L’espace-temps du terrorisme au Kazakhstan
La carte de la figure 1 représente la distribution spatiale des 31 actions codifiées comme terroristes dans la Global Terrorism Database (GTD) entre 1992 et 2020. Il est impossible de mesurer, faute de données accessibles, l’adéquation entre les actes répertoriés par la GTD et le nombre réel d’incidents. En effet, il est possible que cette base de données, très dépendante des orientations de la politique des États-Unis, participe, implicitement ou non, de la sous-estimation de l’islamisme violent dont nous avons mentionné plus haut les causes principales. Ce soupçon étant par ailleurs renforcé par l’absence totale de données recensées en Ouzbékistan et au Turkménistan. Cependant, malgré ces inévitables limitations, la carte nous fournit quelques indications de base utiles sur le terrorisme au Kazakhstan mis en relation avec la localisation des minorités ethnico-linguistiques et les principales caractéristiques du territoire de ce pays.
Elle montre le caractère essentiellement urbain du terrorisme au Kazakhstan, ce qui est en conformité avec la spécificité de cette forme de communication violente. En outre, aucune relation claire ne se dégage entre la localisation des attentats et la présence de groupes ethnico-linguistiques particuliers. On peut donc simplement ici faire un constat factuel qui, étant donné le faible nombre de cas, renvoie à une explication de chaque incident qui sort du cadre de cet article.
Lorsque l’on s’intéresse à la temporalité des actions au Kazakhstan, comparée avec celle des deux autres pays pour lesquels on dispose de données, on aboutit au graphique 1 qui complète l’approche de base du sujet.
Graphique 1. Temporalité du terrorisme en Asie centrale suivant la GTD, 1992-2020.
Ici, le cas du Tadjikistan, où une situation proche de la guerre civile marque les années qui succèdent l’effondrement de l’URSS (et donc l’indépendance du pays), se détache nettement.
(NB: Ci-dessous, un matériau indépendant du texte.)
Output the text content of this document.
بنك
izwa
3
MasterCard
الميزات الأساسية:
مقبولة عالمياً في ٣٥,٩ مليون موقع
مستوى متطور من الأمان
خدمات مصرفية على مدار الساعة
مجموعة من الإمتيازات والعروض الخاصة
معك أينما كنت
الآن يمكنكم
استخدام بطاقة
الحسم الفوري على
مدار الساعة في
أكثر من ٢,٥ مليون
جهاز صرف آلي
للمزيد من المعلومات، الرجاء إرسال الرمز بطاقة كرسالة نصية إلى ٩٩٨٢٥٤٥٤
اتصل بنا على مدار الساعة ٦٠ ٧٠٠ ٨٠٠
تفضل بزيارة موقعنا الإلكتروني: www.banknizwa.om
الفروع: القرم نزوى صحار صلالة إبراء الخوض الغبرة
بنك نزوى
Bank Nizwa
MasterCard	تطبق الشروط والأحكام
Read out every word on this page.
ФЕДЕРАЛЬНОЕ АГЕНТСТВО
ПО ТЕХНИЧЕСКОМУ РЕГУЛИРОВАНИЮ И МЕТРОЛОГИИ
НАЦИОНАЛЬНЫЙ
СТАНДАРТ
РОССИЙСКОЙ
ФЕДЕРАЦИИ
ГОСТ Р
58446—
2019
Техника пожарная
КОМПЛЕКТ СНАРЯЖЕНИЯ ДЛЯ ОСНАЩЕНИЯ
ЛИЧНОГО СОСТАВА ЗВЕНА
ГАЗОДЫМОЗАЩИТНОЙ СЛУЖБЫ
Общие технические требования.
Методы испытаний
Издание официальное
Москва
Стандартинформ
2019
De même, la décennie qui suit l’année 2001 est particulièrement calme, sans doute partiellement en rapport avec la présence de bases militaires nord-américaines dans la région, destinées à assurer la logistique des opérations visant, avec le succès que l’on sait, à imposer la démocratie et la prospérité en Afghanistan. Et la timide reprise de l’activité terroriste que l’on constate à partir de 2011 est probablement à mettre en rapport avec l’essor spectaculaire de l’insurrection afghane vers cette date, comme nous l’avons montré dans des travaux antérieurs[4].
La réalité et les manifestations les plus importantes du djihadisme kazakhstanais, à part quelques épisodes sporadiques en 2011 et 2016[5], sont donc à chercher ailleurs, et parfois très loin.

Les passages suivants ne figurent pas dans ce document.